Project CAIRaoke could help Meta, formerly Facebook, build better assistants in AR glasses and VR headsets.
Chatting with an AI assistant can feel frustrating, especially when the conversation doesn't flow naturally or the assistant doesn't understand a command.
Meta, formerly Facebook , has been working on a solution. On Wednesday, the social media giant unveiled a new project that aims to improve AI assistants. Called Project CAIRaoke, the effort could also help Meta build better assistants in augmented reality glasses and virtual reality headsets.
The tech giant has been betting big on the metaverse, virtual spaces where people will be able to work, socialize and shop. AR and VR are both a crucial part of Meta's vision of the future, even though the metaverse is still largely hypothetical. This also isn't the first time the social media giant has been pushing people to join immersive online spaces, and it's unclear if the hype around the metaverse will eventually fizzle out. Building the metaverse also comes with the same problems Meta has struggled to combat on social media, including privacy and harassment. Still, Project CAIRaoke is just one example of how Meta is trying to design the technology needed to build the metaverse.
Meta CEO and co-founder Mark Zuckerberg views the metaverse as the successor to the mobile internet. Instead of staring at a screen, people will feel like they're present with another person in a virtual space, he says.
"That's going to require advances across a whole range of areas, from new hardware devices to software to building and exploring worlds. And the key to unlocking these advances is AI," Zuckerberg said at a virtual event Meta held on Wednesday.
Zuckerberg showcased how assistants could work in a virtual world through a demonstration of an AI concept called Builder Bot.
In the demo, an avatar of Zuckerberg asks Builder Bot to create a scene of a park but changes his mind and asks to go to a virtual beach instead. He then asks the bot to add clouds, an island and even a hydrofoil, something Zuckerberg has been photographed riding in the physical world.
"As we advance this technology further you'll be able to create nuanced worlds to explore and share experiences with others with just your voice," he said.
In the future, Meta says, models created with Project CAIRaoke will make it possible for people to refer back to an earlier conversation, change topics or even use gestures without confusing an AI assistant. One day, a person wearing a pair of AR glasses will be able to ask an assistant, "What goes with these pants?" The assistant will then be able to respond, "Here's a shirt in your favorite color, red."
"It can see what you see from your first-person perspective, hear what you hear and, most importantly, understand the context of the situations you are in," said Alborz Geramifard, a senior research manager at Facebook AI.
Creating smarter assistants could raise privacy concerns, an issue Meta said it's keeping in mind as it builds new products. Facebook, though, has a poor track record when it comes to protecting user privacy and has been plagued by scandals involving allegations that the company collects data without a user's consent.
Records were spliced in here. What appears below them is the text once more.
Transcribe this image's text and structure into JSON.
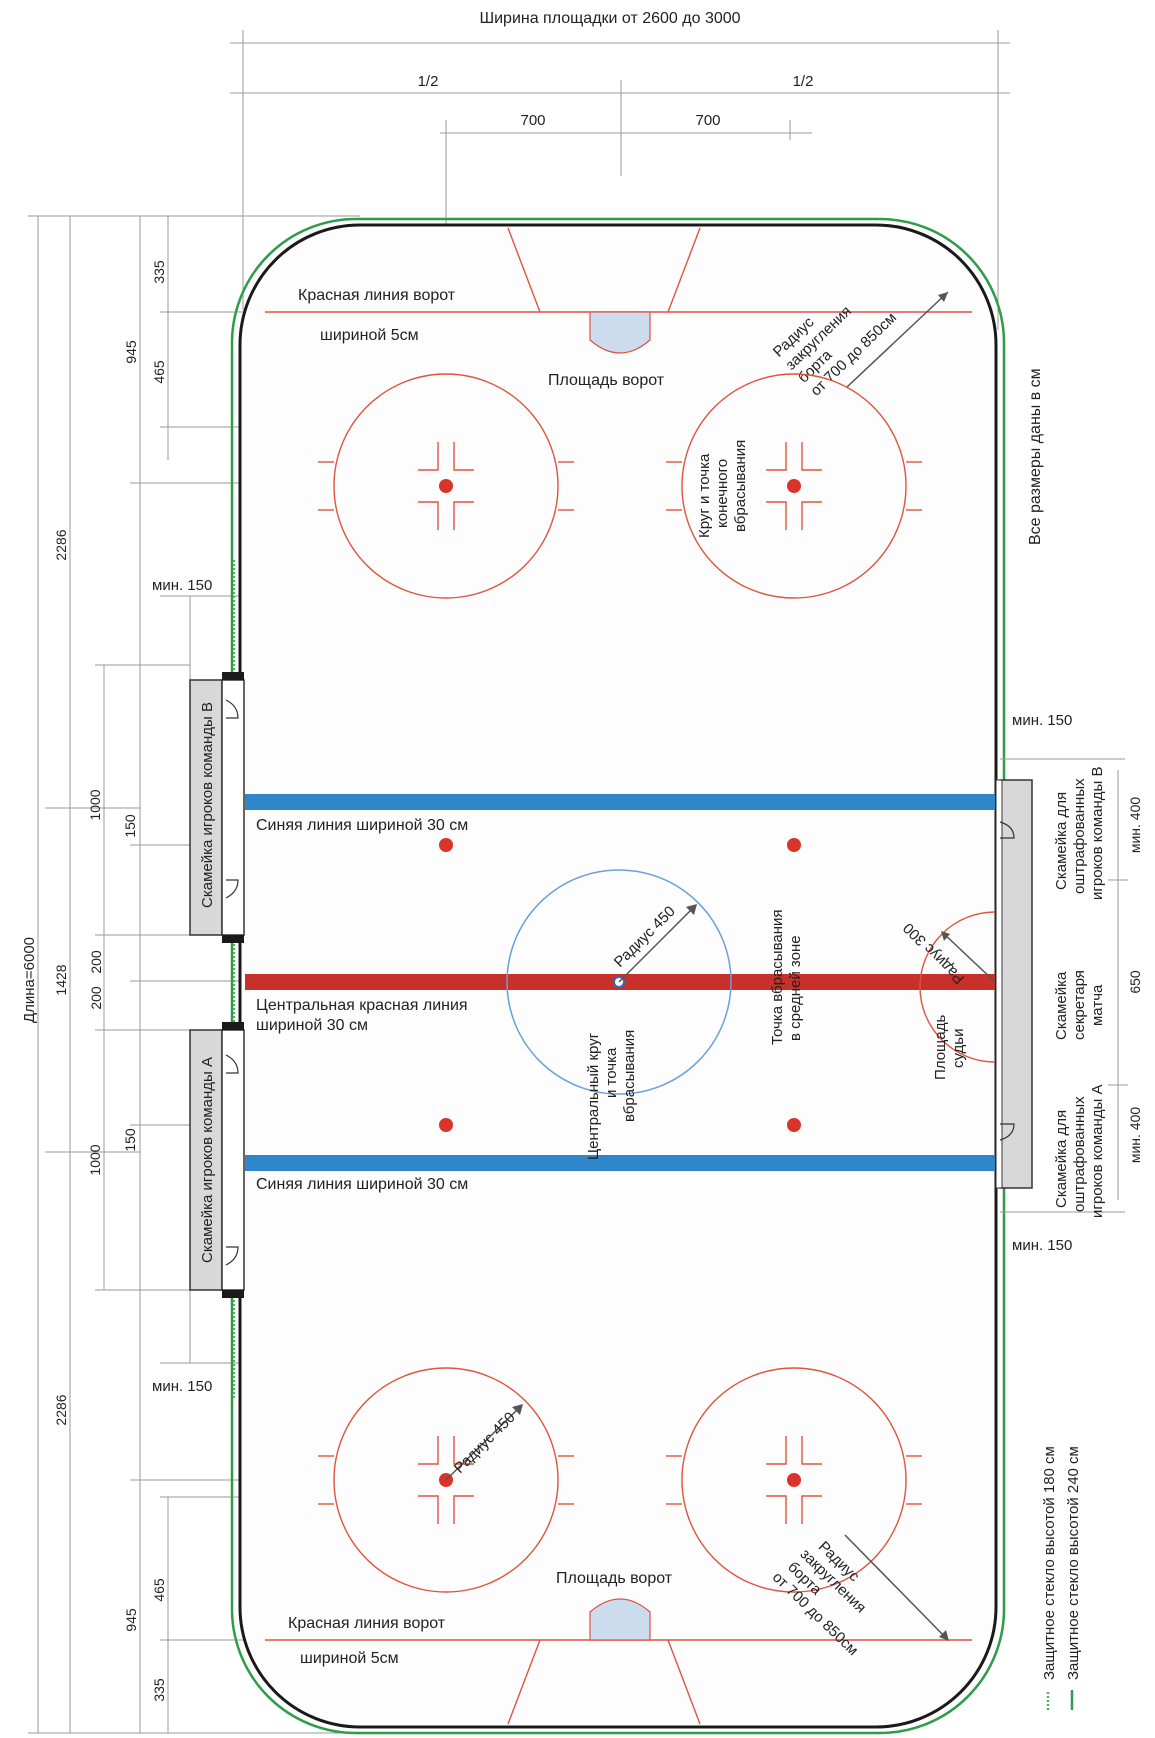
{
  "title": "Ширина площадки от 2600 до 3000",
  "colors": {
    "board": "#1a1a1a",
    "glass_high": "#2e9c48",
    "glass_low": "#47b85a",
    "red_line": "#c8302b",
    "blue_line": "#2f86c8",
    "circle": "#e0533f",
    "center_circle": "#6a9fd8",
    "crease": "#cddbee",
    "bench": "#d8d8d8"
  },
  "dims": {
    "half_left": "1/2",
    "half_right": "1/2",
    "dist_left": "700",
    "dist_right": "700",
    "d335_top": "335",
    "d465_top": "465",
    "d945_top": "945",
    "d2286_top": "2286",
    "d1000_top": "1000",
    "d150_top": "150",
    "d200a": "200",
    "d200b": "200",
    "d1428": "1428",
    "length": "Длина=6000",
    "d1000_bottom": "1000",
    "d150_bottom": "150",
    "d2286_bottom": "2286",
    "d945_bottom": "945",
    "d465_bottom": "465",
    "d335_bottom": "335",
    "min150_left_top": "мин. 150",
    "min150_left_bottom": "мин. 150",
    "min150_right_top": "мин. 150",
    "min150_right_bottom": "мин. 150",
    "min400_top": "мин. 400",
    "min400_bottom": "мин. 400",
    "d650": "650"
  },
  "labels": {
    "goal_line_top_1": "Красная линия ворот",
    "goal_line_top_2": "шириной 5см",
    "goal_crease_top": "Площадь ворот",
    "corner_radius_top": [
      "Радиус",
      "закругления",
      "борта",
      "от 700 до 850см"
    ],
    "faceoff_circle": [
      "Круг и точка",
      "конечного",
      "вбрасывания"
    ],
    "all_dims": "Все размеры даны в см",
    "blue_line_top": "Синяя линия шириной 30 см",
    "blue_line_bottom": "Синяя линия шириной 30 см",
    "center_line_1": "Центральная красная линия",
    "center_line_2": "шириной 30 см",
    "center_radius": "Радиус 450",
    "center_circle": [
      "Центральный круг",
      "и точка",
      "вбрасывания"
    ],
    "neutral_spots": [
      "Точка вбрасывания",
      "в средней зоне"
    ],
    "referee_radius": "Радиус 300",
    "referee_area": [
      "Площадь",
      "судьи"
    ],
    "bench_b": "Скамейка игроков команды В",
    "bench_a": "Скамейка игроков команды А",
    "penalty_b": [
      "Скамейка для",
      "оштрафованных",
      "игроков команды В"
    ],
    "penalty_a": [
      "Скамейка для",
      "оштрафованных",
      "игроков команды А"
    ],
    "secretary": [
      "Скамейка",
      "секретаря",
      "матча"
    ],
    "bottom_radius": "Радиус 450",
    "goal_crease_bottom": "Площадь ворот",
    "goal_line_bottom_1": "Красная линия ворот",
    "goal_line_bottom_2": "шириной 5см",
    "corner_radius_bottom": [
      "Радиус",
      "закругления",
      "борта",
      "от 700 до 850см"
    ],
    "legend_glass_180": "Защитное стекло высотой 180 см",
    "legend_glass_240": "Защитное стекло высотой 240 см"
  }
}
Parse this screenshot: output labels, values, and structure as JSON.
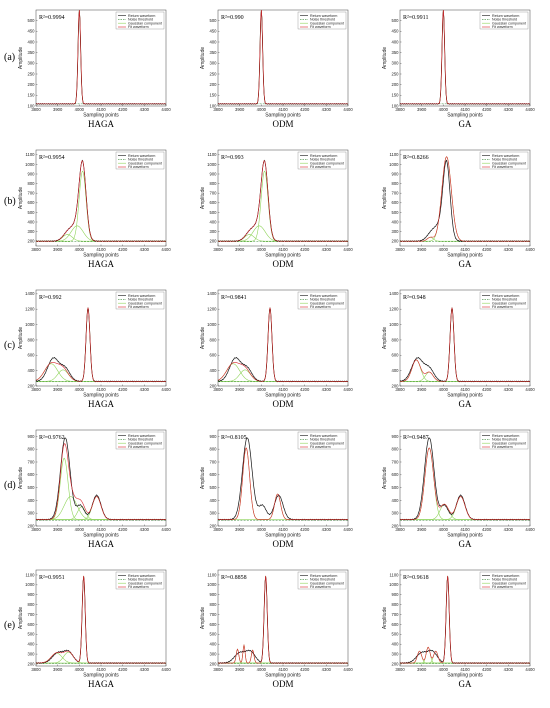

Meta said it's trying to give users more details about how their AI system works.
In a video, Meta describes Project CAIRaoke as an end-to-end AI model that combines the four models (natural language understanding, dialog state tracking, dialog policy management and natural language generation) typically used in assistants today. "With our new approach, dialogs are much more robust because they're able to make decisions by looking at the full range of information in a single place," Geramifard wrote in a blog post about the project. While some assistants are programmed to look for certain words and phrases, ProjectCAIRaoke is meant to better understand context and to recognize different phrases used to say the same thing.
Meta has already used the model created in ProjectCAIRaoke to improve its Portal video chat device. If you ask Portal to set a reminder for 6:30 and the assistant asks you to clarify whether that's in the morning or night, you don't need to repeat the entire command.
Building better assistants isn't the only project Meta has been working on. The company announced two projects that could help people access online content in their own language. One project includes creating a translation system that can learn every language, and another involves building a universal speech translator.
Meta says that improving translations is an important part of building the metaverse because people in these virtual spaces will be socializing with others who speak different languages and reside in different countries.
"As we think about creating and building towards the metaverse collectively, we need to prioritize everyone being able to access new technology, which requires translation for billions of people around the world," said Angela Fan, a research scientist at Facebook AI Research Paris. Fan said Meta aims to improve translation so English is no longer the default language.
Meta estimates that around 2 billion people or about 25% of the world speak a language that doesn't have a translation system available.